The lease for the restaurant's space was signed in 2019. The opening of the restaurant was delayed by the COVID-19 pandemic. Williams and Sodi focused on takeout and retail sales as a means of keeping their other businesses afloat. Commerce Inn opened in December 2021.

===Shaker influence===
The restaurant draws inspiration from the Shakers. It includes furniture inspired by Shaker furniture and food inspired by Shaker recipes and Williams' and Sodi's interpretation of Shaker ideals. Only one Shaker community still exists, at Sabbathday Lake Shaker Village, where the two remaining Shakers, Brother Arnold Hadd and Sister June Carpenter, both reside. In an interview, Hadd has said that he does not consider there to be an identifiable set of "Shaker food" but acknowledged that cookbooks by Shakers have been written, such as the 1985 cookbook Shaker Your Plate. Hadd and Carpenter were not consulted about the restaurant, and Hadd has speculated that: "somebody found a cookbook [...] and thought, 'Well, you know, I can wiggle around with this pretty well.'"

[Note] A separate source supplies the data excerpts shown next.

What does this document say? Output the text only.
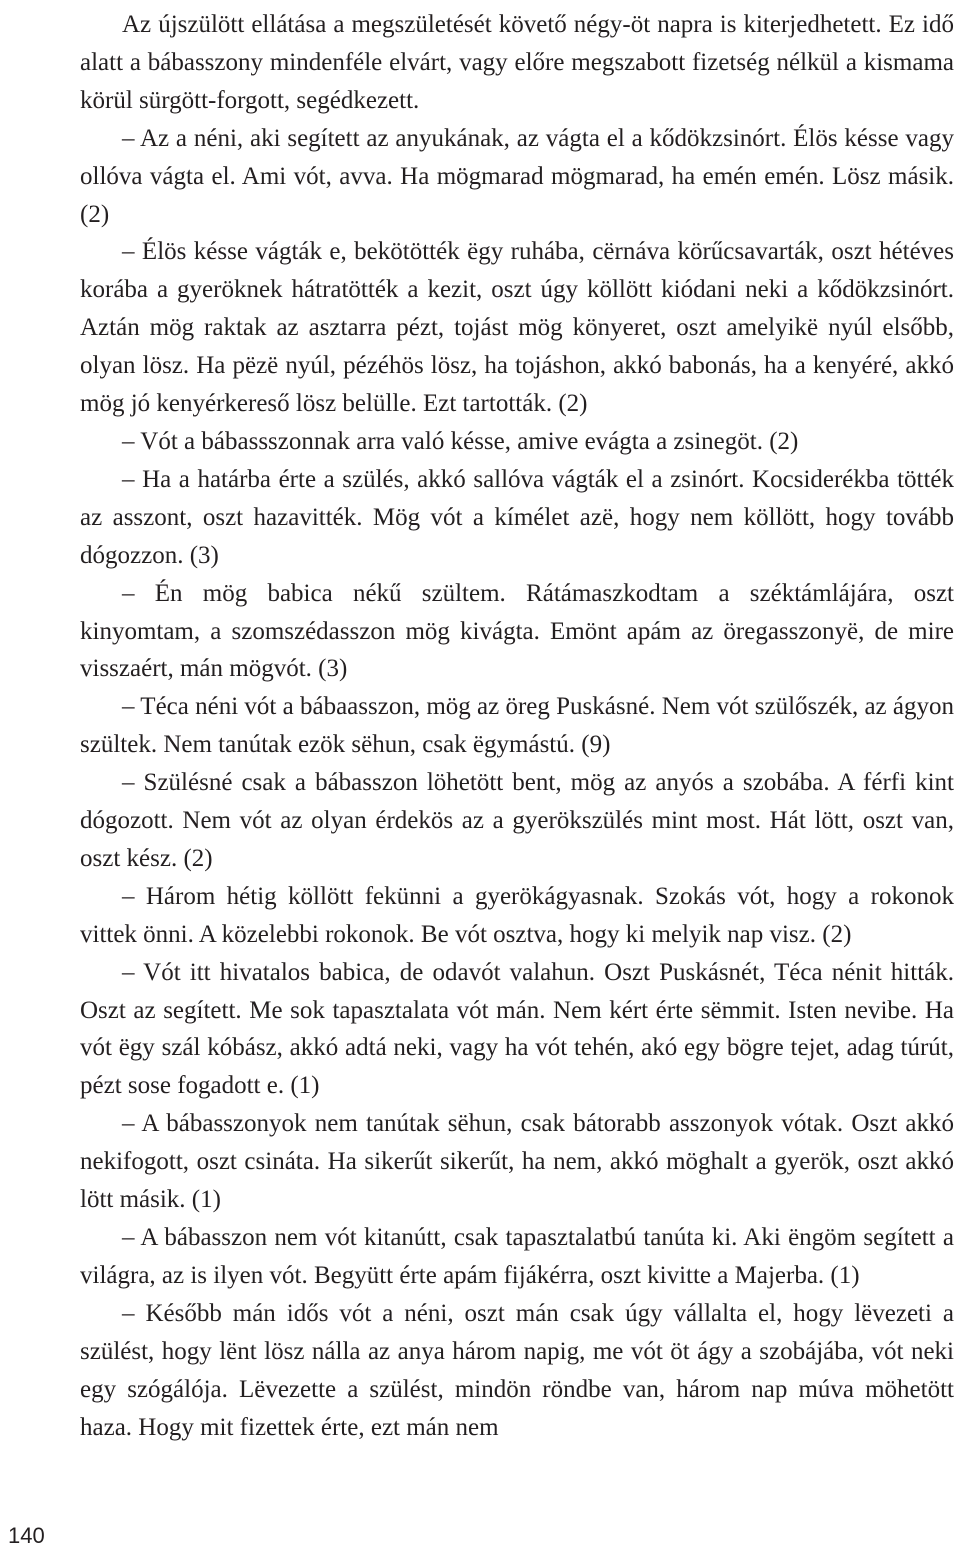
Az újszülött ellátása a megszületését követő négy-öt napra is kiterjedhetett. Ez idő alatt a bábasszony mindenféle elvárt, vagy előre megszabott fizetség nélkül a kismama körül sürgött-forgott, segédkezett.

– Az a néni, aki segített az anyukának, az vágta el a kődökzsinórt. Élös késse vagy ollóva vágta el. Ami vót, avva. Ha mögmarad mögmarad, ha emén emén. Lösz másik. (2)

– Élös késse vágták e, bekötötték ëgy ruhába, cërnáva körűcsavarták, oszt hétéves korába a gyeröknek hátratötték a kezit, oszt úgy köllött kiódani neki a kődökzsinórt. Aztán mög raktak az asztarra pézt, tojást mög könyeret, oszt amelyikë nyúl elsőbb, olyan lösz. Ha pëzë nyúl, pézéhös lösz, ha tojáshon, akkó babonás, ha a kenyéré, akkó mög jó kenyérkereső lösz belülle. Ezt tartották. (2)

– Vót a bábassszonnak arra való késse, amive evágta a zsinegöt. (2)

– Ha a határba érte a szülés, akkó sallóva vágták el a zsinórt. Kocsiderékba tötték az asszont, oszt hazavitték. Mög vót a kímélet azë, hogy nem köllött, hogy tovább dógozzon. (3)

– Én mög babica nékű szültem. Rátámaszkodtam a széktámlájára, oszt kinyomtam, a szomszédasszon mög kivágta. Emönt apám az öregasszonyë, de mire visszaért, mán mögvót. (3)

– Téca néni vót a bábaasszon, mög az öreg Puskásné. Nem vót szülőszék, az ágyon szültek. Nem tanútak ezök sëhun, csak ëgymástú. (9)

– Szülésné csak a bábasszon löhetött bent, mög az anyós a szobába. A férfi kint dógozott. Nem vót az olyan érdekös az a gyerökszülés mint most. Hát lött, oszt van, oszt kész. (2)

– Három hétig köllött fekünni a gyerökágyasnak. Szokás vót, hogy a rokonok vittek önni. A közelebbi rokonok. Be vót osztva, hogy ki melyik nap visz. (2)

– Vót itt hivatalos babica, de odavót valahun. Oszt Puskásnét, Téca nénit hitták. Oszt az segített. Me sok tapasztalata vót mán. Nem kért érte sëmmit. Isten nevibe. Ha vót ëgy szál kóbász, akkó adtá neki, vagy ha vót tehén, akó egy bögre tejet, adag túrút, pézt sose fogadott e. (1)

– A bábasszonyok nem tanútak sëhun, csak bátorabb asszonyok vótak. Oszt akkó nekifogott, oszt csináta. Ha sikerűt sikerűt, ha nem, akkó möghalt a gyerök, oszt akkó lött másik. (1)

– A bábasszon nem vót kitanútt, csak tapasztalatbú tanúta ki. Aki ëngöm segített a világra, az is ilyen vót. Begyütt érte apám fijákérra, oszt kivitte a Majerba. (1)

– Később mán idős vót a néni, oszt mán csak úgy vállalta el, hogy lëvezeti a szülést, hogy lënt lösz nálla az anya három napig, me vót öt ágy a szobájába, vót neki egy szógálója. Lëvezette a szülést, mindön röndbe van, három nap múva möhetött haza. Hogy mit fizettek érte, ezt mán nem

140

Another restaurant inspired by Shaker cookbooks and cuisine, Stissing House, opened in 2022 in Pine Plains, a town in the Hudson Valley. The restaurant, founded by Clare de Boer, replaced a French restaurant, also called Stissing House. When asked about the perceived trend of Shaker restaurants and interest in Shaker culture demonstrated by the opening of the two restaurants, Hadd said that interest "ebbs and flows" but speculated that the focus on simple foods may be due, according to his perception, to "people [having] gone as haute cuisine as they possibly can".

==Reviews and accolades==
The restaurant received a mixed review from the food critic for The New York Times, Pete Wells, in 2022. Wells contrasted the ambiance of the restaurant unfavorably with those cultivated at other restaurants owned by Williams and Sodi, writing that the restaurant does not "[invite] you to linger for hours." Wells further noted that candles might have helped soften the "Protestant severity" of the interior, but did refer to the furniture as "more comfortable than its penitential appearance suggests".

Wells' review of the food was also mixed, with praise focused on the meat, positively emphasizing generous portion sizes. Wells wrote unfavorably about the items on the "regular" menu, as opposed to dishes offered as specials. Wells in particular criticized the quality of the rarebit and the cod cakes, referring to them respectively as "melted and congealed Cheddar on toast" and as not "[holding] a lot of cod". Grub Street restaurant critic Adam Platt also criticized the rarebit and cod cakes, though on different grounds. Platt wrote that the cheese on the rarebit "wasn't quite melted" and that the cod cakes were "listless" and that they "lacked any trace of...just-cooked crunch." Wells and Platt both anticipated that the arrival of spring—both reviews were written in winter—might meaningfully change the quality of the food at Commerce Inn, given the impact the season has on ease of access to fresh produce.

In November 2023, Wells included Commerce Inn on a list of taverns in New York City where one could "have a drink and a bite while you escape the weather and anything else that’s giving you the chills".

Other critics have praised the roast chicken.